Quando – cinematograficamente – Steven Soderbergh non indagava ancora con Erin Brokovich sulle falde acquifere attorno a Hinkley, nella California a cavallo dei Sessanta, contaminate dal cromo esavalente o Todd Haynes non tentava di far luce in Cattive acque, attraverso un arco di venti e più anni, con un inespressivo avvocato Mark Ruffalo, sulle nefandezze della DuPont che con sversamenti nei corsi d’acqua attorno a Parkersburg di acido perfluoroottanoico, nella Virginia occidentale, aveva per anni procurato danni fisici irreparabili e tumori alla popolazione e al bestiame (il film recente, documentatissimo, si rifà ad un articolo del “New York Times Magazine” del 2016), nella sua Norvegia di 138 anni fa Henrik Ibsen faceva già opera di denuncia con Un nemico del popolo
Al centro della vicenda il dottor Stockmann, pronto a spalancare una finestra per mostrare quanto di marcio c’è in città, a denunciare la contaminazione delle acque della stazione termale della piccola città in cui vive con moglie e figlia, stazione su cui il nucleo ha poggiato l’intera sua economia, il prosperare, l’afflusso numeroso e continuo dei frequentatori.
Una denuncia che tutti dicono necessaria, in primis la stampa locale, anche con l’appoggio degli interventi e dei sacrifici (tre anni di chiusura degli stabilimenti, con gli introiti tutti a scendere) che la messa a punto comporta. Insomma, la gratitudine generale ad un passo. Il sindaco tuttavia, spregiudicato quanto ambiguo fratello del guastafeste e presidente degli stabilimenti, inizia la sua opera di persuasione, viscida e forte, anche nella volontà di tenere al riparo i tanti immobili che sull’attività prosperano, raggira, convince (La voce del popolo si dice indipendente: ma quanto?), obbliga, mette a tacere, come troppa gente sbatte in primo piano il bene comune che va salvaguardato, mette i suoi concittadini di fronte ad una nuova quanto falsificata responsabilità, di modo che ognuno gira le spalle al dottore, nella convinzione ancora una volta, passato o epoca attuale poco importa, che la sicurezza economica e la prosperità che poggia sul marciume possa essere ben più significativa dello spauracchio che qualcuno ci vuol mettere davanti. Tutto va tenuto nascosto, perché dare il via ad una insicurezza che finirà con l’avvolgere tutti: il poveretto è letteralmente bandito dalla società, perde il lavoro, anche la propria famiglia ne è colpita. A lui non rimarrà che una solida solitudine (e il bellissimo, rallentato finale, con l’eroe che rimpicciolisce verso il fondo della scena, mentre alcune parti inventate da Marco Rossi cadono, va dritto in questa direzione).

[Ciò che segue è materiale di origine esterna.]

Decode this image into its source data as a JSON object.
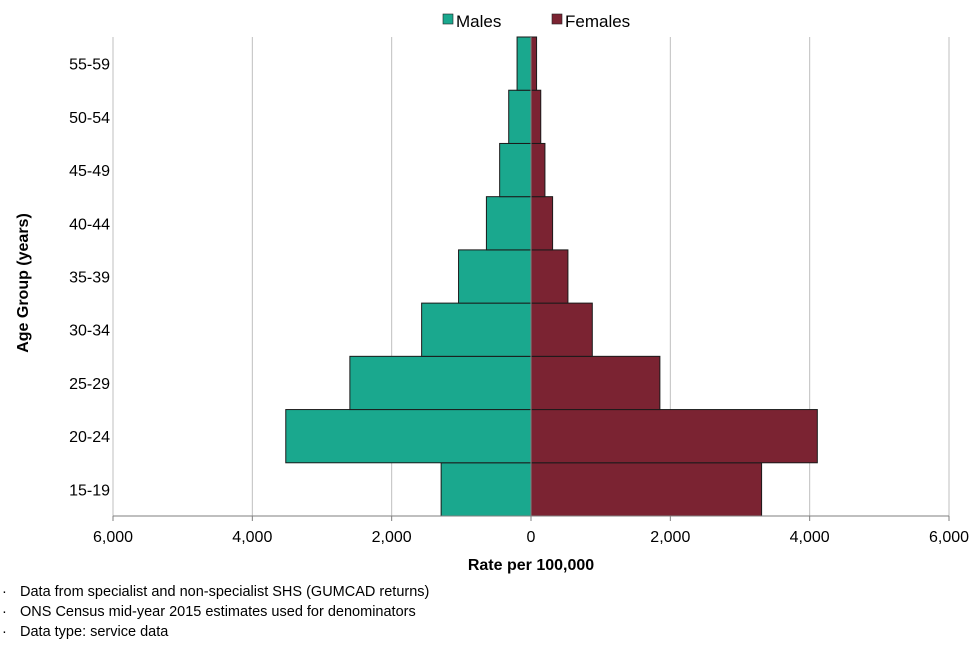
{
  "chart_data": {
    "type": "bar",
    "orientation": "horizontal",
    "layout": "population-pyramid",
    "categories": [
      "15-19",
      "20-24",
      "25-29",
      "30-34",
      "35-39",
      "40-44",
      "45-49",
      "50-54",
      "55-59"
    ],
    "series": [
      {
        "name": "Males",
        "color": "#1aa88e",
        "values": [
          1290,
          3520,
          2600,
          1570,
          1040,
          640,
          450,
          320,
          200
        ]
      },
      {
        "name": "Females",
        "color": "#7b2332",
        "values": [
          3310,
          4110,
          1850,
          880,
          530,
          310,
          200,
          140,
          80
        ]
      }
    ],
    "xlabel": "Rate per 100,000",
    "ylabel": "Age Group (years)",
    "xlim": [
      -6000,
      6000
    ],
    "xticks": [
      -6000,
      -4000,
      -2000,
      0,
      2000,
      4000,
      6000
    ],
    "xtick_labels": [
      "6,000",
      "4,000",
      "2,000",
      "0",
      "2,000",
      "4,000",
      "6,000"
    ],
    "grid": "vertical",
    "legend_position": "top"
  },
  "notes": [
    "Data from specialist and non-specialist SHS (GUMCAD returns)",
    "ONS Census mid-year 2015 estimates used for denominators",
    "Data type: service data"
  ],
  "bullet_glyph": "·"
}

Lo spettacolo (visto la settimana scorsa per la stagione dello Stabile torinese), prodotto dal Teatro di Roma, salutato con i Premi Ubu 2019 – miglior spettacolo dell’anno e miglior attrice protagonista Maria Paiato, grandioso sindaco en travesti, magistralmente in bilico, un blocco ben saldo e tenuto lontano dagli “eccessi”, quadro perfetto e disumano del potere contro cui combatte la ragione -, ha il suo eccellente punto di forza nella regia di Massimo Popolizio, che s’è ritagliato anche il ruolo di protagonista, studioso e scopritore, intellettuale messo a dura prova, simbolo d’onestà, osteggiato ma pronto a continuare la propria battaglia. Nulla gli ha vietato, giustamente, di trasportare in qualche povera zona del profondo sud degli States il suo racconto e il commento di un menestrello/ubriaco di colore (i ritmi del blues sono in sottofondo), come ha adottato per tutti (maschere di voltafaccia in abiti scuri, soltanto lui in camice bianco) un tono recitativo da caricatura, grottesco e artificioso, strettamente legato a quell’ipocrisia che tutti attraversa, esempio sfacciato di intima falsità. Il risultato è alto e godibilissimo, 110’ di ragionamenti e di divertimento (sarebbe sufficiente la scena del pubblico processo per dirci quanto questo spettacolo, per cui è davvero necessario abbinare il termine “civile”, sia importante nell’annata teatrale, quanto Popolizio abbia lavorato con intelligenza e sottigliezza): innegabile che quasi ad ogni singola battuta del testo lo spettatore, partecipe sempre, spinto a fare i conti con “la maggioranza”, si senta in obbligo di porsi a confronto con le tante realtà di oggi, presenti, innegabili, reali.